It’s a dank, wintry evening at Charles Riley Reserve. A tall figure, hunched shoulders, stands in the middle of the vast, grassy expanse, issuing instructions.
His captive audience, maybe 50 blokes or more wearing an assortment of AFL guernseys, as well as jumpers from a myriad of unknown clubs, listen intently as directions are dispensed. Bill Duckworth, a black beanie emblazoned with the North Beach Football Club insignia, warming his head, has again imparted his views upon his charges.
As always, Duckworth shuffles away, the bottom of his tracksuit pants kissing the light dew on the surface, as players disperse to all parts of the ground. They know the drill and they certainly know what “Bull” expects of them.
He watches intently from the periphery, barking reminders should anyone deviate off track. He then glances into the forward pocket, where a light tower of sorts, semi-illuminates a brace of players in deep discussion, one handpassing a ball to himself, over and over. That’s the extent of the physical activity.
The three of them are a little sore from the previous weekend. Bumps and bruises, some more severe than others, have restricted their training input. As Duckworth approaches they know the conversation will include some reference to ‘soft cocks’. They won’t know whether he’s dinkum or not, but he’ll get his message across in that familiar half-joking tone of his.
Either way, they’ll understand what he’s saying and roughly translated it means, don’t make a habit of it. Work your way through a little discomfort and you’ll be better for it. So will the team.
Behind them is a scoreboard. A relic of a construction, which legend says, appeared magically one night from the midnight mist. No council approvals for this twisted mess which thumbs its nose at modern-day building standards, let alone occupational health and safety regulations., to remain standing
Only the young dare scale this monstrosity on a game day, throwing magnetic numbers at a rustic frame, keeping track of the scores as North Beach hosted its opponent on that particular occasion.
There’s a certain synergy between that scoreboard and the man himself. Right down to its political incorrectness. Pretty it is not, but it has been kind to the North Beach Amateur Football Club for the last 16 years. Kept track of infinitely more wins than losses and has bore witness to many a fine social event.
Just as well it can’t speak, because some of the events witnessed would certainly carry a MA rating…if not more severe. The boys at the Beach have had much to celebrate under Bull’s watch, and they party as well as they play.
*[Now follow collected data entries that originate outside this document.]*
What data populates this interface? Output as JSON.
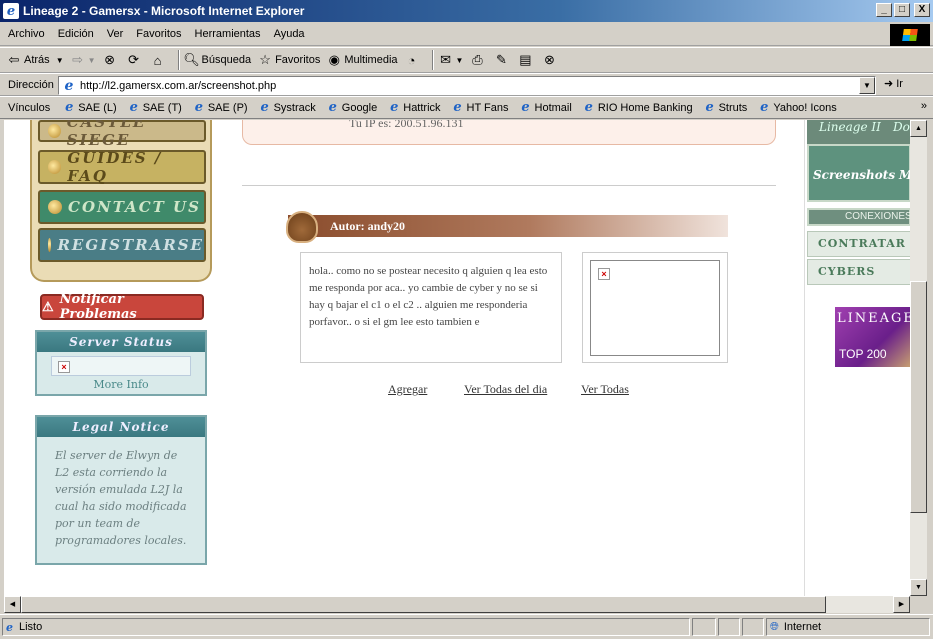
{
  "window": {
    "title": "Lineage 2 - Gamersx - Microsoft Internet Explorer",
    "buttons": {
      "minimize": "_",
      "maximize": "□",
      "close": "X"
    }
  },
  "menu": [
    "Archivo",
    "Edición",
    "Ver",
    "Favoritos",
    "Herramientas",
    "Ayuda"
  ],
  "toolbar": {
    "back": "Atrás",
    "search": "Búsqueda",
    "favorites": "Favoritos",
    "media": "Multimedia"
  },
  "address": {
    "label": "Dirección",
    "url": "http://l2.gamersx.com.ar/screenshot.php",
    "go": "Ir"
  },
  "links": {
    "label": "Vínculos",
    "items": [
      "SAE (L)",
      "SAE (T)",
      "SAE (P)",
      "Systrack",
      "Google",
      "Hattrick",
      "HT Fans",
      "Hotmail",
      "RIO Home Banking",
      "Struts",
      "Yahoo! Icons"
    ],
    "more": "»"
  },
  "page": {
    "nav": [
      "CASTLE SIEGE",
      "GUIDES / FAQ",
      "CONTACT US",
      "REGISTRARSE"
    ],
    "notify": "Notificar Problemas",
    "server_status": {
      "title": "Server Status",
      "more_info": "More Info"
    },
    "legal": {
      "title": "Legal Notice",
      "text": "El server de Elwyn de L2 esta corriendo la versión emulada L2J la cual ha sido modificada por un team de programadores locales."
    },
    "ip": "Tu IP es: 200.51.96.131",
    "author": "Autor: andy20",
    "message": "hola.. como no se postear necesito q alguien q lea esto me responda por aca.. yo cambie de cyber y no se si hay q bajar el c1 o el c2 .. alguien me responderia porfavor.. o si el gm lee esto tambien e",
    "actions": [
      "Agregar",
      "Ver Todas del dia",
      "Ver Todas"
    ],
    "right": {
      "top_left": "Lineage II",
      "top_right": "Dow",
      "screenshots": "Screenshots",
      "screenshots_cut": "M",
      "conexiones": "CONEXIONES",
      "contratar": "CONTRATAR",
      "cybers": "CYBERS",
      "ad_logo": "LINEAGE",
      "ad_top": "TOP 200"
    }
  },
  "status": {
    "text": "Listo",
    "zone": "Internet"
  }
}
For the last 16 years as senior coach – and three more before that as a player – Duckworth has been a central figure at Charles Riley. Where his sharp wit, old fashioned values and sage off-field direction have been as valuable as his football nous.
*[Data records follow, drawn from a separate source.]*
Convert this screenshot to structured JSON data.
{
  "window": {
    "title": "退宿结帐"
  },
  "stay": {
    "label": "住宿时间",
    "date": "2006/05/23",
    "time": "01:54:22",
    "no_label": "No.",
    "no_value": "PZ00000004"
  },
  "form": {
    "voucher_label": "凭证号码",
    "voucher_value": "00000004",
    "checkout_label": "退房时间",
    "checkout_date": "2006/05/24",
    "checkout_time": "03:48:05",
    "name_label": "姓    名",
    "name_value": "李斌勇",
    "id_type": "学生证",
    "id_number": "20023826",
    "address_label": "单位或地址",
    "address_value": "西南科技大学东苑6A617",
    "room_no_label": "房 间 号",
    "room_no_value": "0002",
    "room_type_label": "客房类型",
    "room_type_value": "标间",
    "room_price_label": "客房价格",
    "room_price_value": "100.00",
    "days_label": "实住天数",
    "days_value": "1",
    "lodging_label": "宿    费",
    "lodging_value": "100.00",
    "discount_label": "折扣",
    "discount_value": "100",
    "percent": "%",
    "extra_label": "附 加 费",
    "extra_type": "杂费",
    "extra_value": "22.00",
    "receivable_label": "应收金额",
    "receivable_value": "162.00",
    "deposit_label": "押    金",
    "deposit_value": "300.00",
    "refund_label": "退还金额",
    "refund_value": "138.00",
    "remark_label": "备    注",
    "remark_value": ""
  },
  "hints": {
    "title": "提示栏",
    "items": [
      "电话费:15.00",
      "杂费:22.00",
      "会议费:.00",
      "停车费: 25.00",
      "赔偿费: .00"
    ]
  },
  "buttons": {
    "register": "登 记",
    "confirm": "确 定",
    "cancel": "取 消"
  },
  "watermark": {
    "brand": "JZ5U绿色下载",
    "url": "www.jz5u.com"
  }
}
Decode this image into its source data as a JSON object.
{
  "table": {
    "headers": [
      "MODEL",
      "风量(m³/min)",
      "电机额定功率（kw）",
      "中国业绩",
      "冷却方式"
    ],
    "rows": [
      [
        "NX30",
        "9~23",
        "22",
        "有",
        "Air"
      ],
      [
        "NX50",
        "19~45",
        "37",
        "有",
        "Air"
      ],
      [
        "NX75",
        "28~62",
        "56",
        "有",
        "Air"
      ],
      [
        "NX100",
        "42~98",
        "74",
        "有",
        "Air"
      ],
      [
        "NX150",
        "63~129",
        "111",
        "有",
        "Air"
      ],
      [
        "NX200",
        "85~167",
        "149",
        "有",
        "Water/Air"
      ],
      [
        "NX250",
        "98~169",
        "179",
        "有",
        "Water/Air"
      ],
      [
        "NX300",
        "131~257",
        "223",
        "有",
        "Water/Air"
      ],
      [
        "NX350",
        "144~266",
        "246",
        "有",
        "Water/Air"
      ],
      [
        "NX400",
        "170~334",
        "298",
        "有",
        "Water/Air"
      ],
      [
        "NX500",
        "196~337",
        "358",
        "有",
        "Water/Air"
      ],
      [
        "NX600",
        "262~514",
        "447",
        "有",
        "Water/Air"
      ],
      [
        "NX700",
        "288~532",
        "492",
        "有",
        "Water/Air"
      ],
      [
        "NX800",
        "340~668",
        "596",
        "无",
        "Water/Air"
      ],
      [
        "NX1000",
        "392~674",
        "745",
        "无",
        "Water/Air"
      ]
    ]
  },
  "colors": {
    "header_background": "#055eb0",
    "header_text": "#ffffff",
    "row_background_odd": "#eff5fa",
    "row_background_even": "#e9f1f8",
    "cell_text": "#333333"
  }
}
His footy smarts have been obvious, through 10 premierships as the A-Grade coach, steering North Beach through the most successful era in Australian amateur history. He’s an icon, will be a Beach treasure forever.
Sadly, though, nothing lasts forever and last Friday night at the club’s annual presentation night, Bull announced that his reign had come to an end. He will still be about the place, but that wise football brain beneath the distinctive black beanie, might be perched at the bar, glancing out to assess training between Carlton Mid cans, rather than calling the shots.
Of course, before Duckworth wandered down to Charles Riley Reserve, he had more than eked out a remarkable career at both West Perth and Essendon. The Kondinin farmer, with a dam full of larrikin running through his veins, reached the zenith with two premierships at Essendon in 1984 and 1985, winning the Norm Smith Medal in the first of them.
It is doubtful that any elite player has given more to a club –anywhere – after stepping away from the public spotlight, for Bull is unique.
If you ventured down to Charles Riley Reserve before the colts had kicked the dew off the ground, Duckworth would have been there – spade in hand, filling in holes with a bucket of sand, or using that tool to dispense with the remnants of a local taking his pooch for an early morning stroll.
Perhaps it is poignant that the weather-beaten scoreboard and the dilapidated social hall that has been North Beach’s home for the best part of its 50-year history will make way, for a bright, new shiny facility at the same time that the on-field structure undergoes massive change.
As part of that new facility, we all hope that history is not lost. To preserve past glories they should erect a monument to Duckworth, for there is no doubt that North Beach would not be the club that it is, without his profound influence.